We talked for a while, catching up on the twenty-year gap since graduation, and then the reason that he had contacted me became clear. He told me that while they were busy scaling they lost focus on revenue growth and they were struggling to regain momentum. He had read many of my articles about sales and was curious whether I had some ideas.
I sat back in my chair and began to think. My mind immediately went to the company’s forty-five employees, most of whom are not in the sales department. I shared with him the following quote by Philip Kotler:
“The sales department isn’t the whole company, but the whole company better be the sales department.”
I explained that in his employees he has the best brand ambassadors that he could ever ask for and that he needs a sales enablement strategy that will convince them to talk to their networks about the company’s services.
I also stated the obvious: We are living in a day and age when consumers are far more educated and are engaging in the sales channel far later in the buying decision process. Therefore, ensuring that all of his employees have bought into waving the company’s flag can provide immense value.
His reply to me was exactly what I expected: “But they’re not salespeople.”
I then mapped out the following ideas that he could use in his company.
Selling for Non-Salespeople
1) The job is not only to close.
Most believe that sales is all about the close. Yes, closing is important. But more important is the open. To close a door, the door must first be opened.
The job of non-traditional sellers is not to close. Rather, their jobs are to get to know people and to find problems to solve. Provide them with a process so that they know what to do when find a live sales lead.
2) People have mental images of sales, but those images can be changed.
The majority of people have mental images of sales that are not attractive. The easiest way to get a person over this hurdle is to map sales to one of his or her natural gifts.
For example, the gifts of curiosity, listening, and problem solving can be used in this way. Show people how to change their mental images from being a pushy salesperson to using their natural gifts to help others.
3) Mentorship is key
Your best salespeople are unlikely to be the stereotypical salespeople of years ago. As a matter of fact, the best salespeople are more introverted than extroverted.
On a scale of 1 to 10, the typical successful salesperson is a 3 or 4. Such a person is an ambivert, someone who has a balance of introverted and extroverted characteristics.
Leverage these ambiverts as mentors of your non-salespeople. Ensure that these mentors preach the long game. This is not about overnight success; this is about slowly but surely integrating aspects of sales into all employees’ everyday routines.
4) Demonstrate gratitude
We all know, too well, how hard it can be to embark on something new. The reality is that if people who work in HR, marketing, finance, or operations wanted to do sales they would have chosen it as their career. So, every little step counts.

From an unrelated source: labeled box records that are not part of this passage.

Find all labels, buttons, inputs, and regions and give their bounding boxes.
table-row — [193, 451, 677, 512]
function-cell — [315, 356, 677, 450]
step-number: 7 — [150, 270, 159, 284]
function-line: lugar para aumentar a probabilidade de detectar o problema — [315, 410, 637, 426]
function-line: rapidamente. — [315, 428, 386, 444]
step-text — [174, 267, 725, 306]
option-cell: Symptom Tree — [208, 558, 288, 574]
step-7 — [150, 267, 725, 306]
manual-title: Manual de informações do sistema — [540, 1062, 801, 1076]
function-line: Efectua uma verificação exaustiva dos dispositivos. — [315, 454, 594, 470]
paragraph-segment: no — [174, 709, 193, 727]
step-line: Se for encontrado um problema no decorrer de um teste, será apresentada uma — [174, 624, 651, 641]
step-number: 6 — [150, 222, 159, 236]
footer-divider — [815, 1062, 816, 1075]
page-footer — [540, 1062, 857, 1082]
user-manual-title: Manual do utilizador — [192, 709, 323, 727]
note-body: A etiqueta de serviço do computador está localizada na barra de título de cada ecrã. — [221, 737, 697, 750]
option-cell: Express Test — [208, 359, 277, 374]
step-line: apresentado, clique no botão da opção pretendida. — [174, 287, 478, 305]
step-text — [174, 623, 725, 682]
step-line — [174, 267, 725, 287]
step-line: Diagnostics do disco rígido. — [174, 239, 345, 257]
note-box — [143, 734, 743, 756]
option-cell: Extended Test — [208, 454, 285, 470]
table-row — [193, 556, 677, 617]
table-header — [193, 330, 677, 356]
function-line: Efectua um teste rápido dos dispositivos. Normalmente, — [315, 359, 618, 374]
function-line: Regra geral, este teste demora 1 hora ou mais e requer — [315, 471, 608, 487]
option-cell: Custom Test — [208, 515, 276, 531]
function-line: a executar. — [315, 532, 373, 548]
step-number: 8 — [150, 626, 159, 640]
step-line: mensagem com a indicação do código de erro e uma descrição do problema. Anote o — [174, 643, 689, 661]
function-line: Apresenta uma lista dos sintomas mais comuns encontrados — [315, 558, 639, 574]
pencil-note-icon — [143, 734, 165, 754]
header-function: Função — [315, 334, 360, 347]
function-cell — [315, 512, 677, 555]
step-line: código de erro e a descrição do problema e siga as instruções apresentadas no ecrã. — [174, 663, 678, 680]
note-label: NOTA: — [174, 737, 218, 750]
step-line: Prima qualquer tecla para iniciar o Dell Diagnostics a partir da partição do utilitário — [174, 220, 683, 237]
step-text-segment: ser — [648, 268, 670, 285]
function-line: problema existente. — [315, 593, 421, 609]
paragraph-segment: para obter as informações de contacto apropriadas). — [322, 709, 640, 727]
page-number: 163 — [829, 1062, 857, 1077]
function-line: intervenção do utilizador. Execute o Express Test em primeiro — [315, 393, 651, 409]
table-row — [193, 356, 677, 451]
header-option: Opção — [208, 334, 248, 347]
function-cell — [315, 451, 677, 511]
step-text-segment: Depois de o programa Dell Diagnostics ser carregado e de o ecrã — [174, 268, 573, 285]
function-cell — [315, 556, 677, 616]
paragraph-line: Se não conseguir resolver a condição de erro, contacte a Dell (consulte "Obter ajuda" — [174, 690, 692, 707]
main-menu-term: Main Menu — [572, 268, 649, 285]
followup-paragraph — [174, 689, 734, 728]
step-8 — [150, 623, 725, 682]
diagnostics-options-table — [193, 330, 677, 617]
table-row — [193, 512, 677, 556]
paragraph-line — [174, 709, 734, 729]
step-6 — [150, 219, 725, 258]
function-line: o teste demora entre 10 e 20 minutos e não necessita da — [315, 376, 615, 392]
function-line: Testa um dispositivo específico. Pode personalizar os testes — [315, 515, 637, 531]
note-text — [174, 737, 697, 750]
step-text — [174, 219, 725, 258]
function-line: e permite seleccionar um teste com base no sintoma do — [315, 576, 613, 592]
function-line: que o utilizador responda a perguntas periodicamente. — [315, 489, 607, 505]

Owners and managers should celebrate the small wins and demonstrate gratitude to non-salespeople who contribute to sales by either generating new leads or retaining customers. Positive encouragement is important for those who are new to the game of sales.
These are just four of the ideas that I shared with my university friend. He jotted down notes during the hour that we spent together, and his excitement increased as we spoke. He called me this morning and told me that he immediately implemented a number of my ideas and that things are really starting to flow at his company. I reminded him about the quote that I had shared with him and suggested that he keep me posted.
What are your thoughts about non-salespeople waving the company’s flag?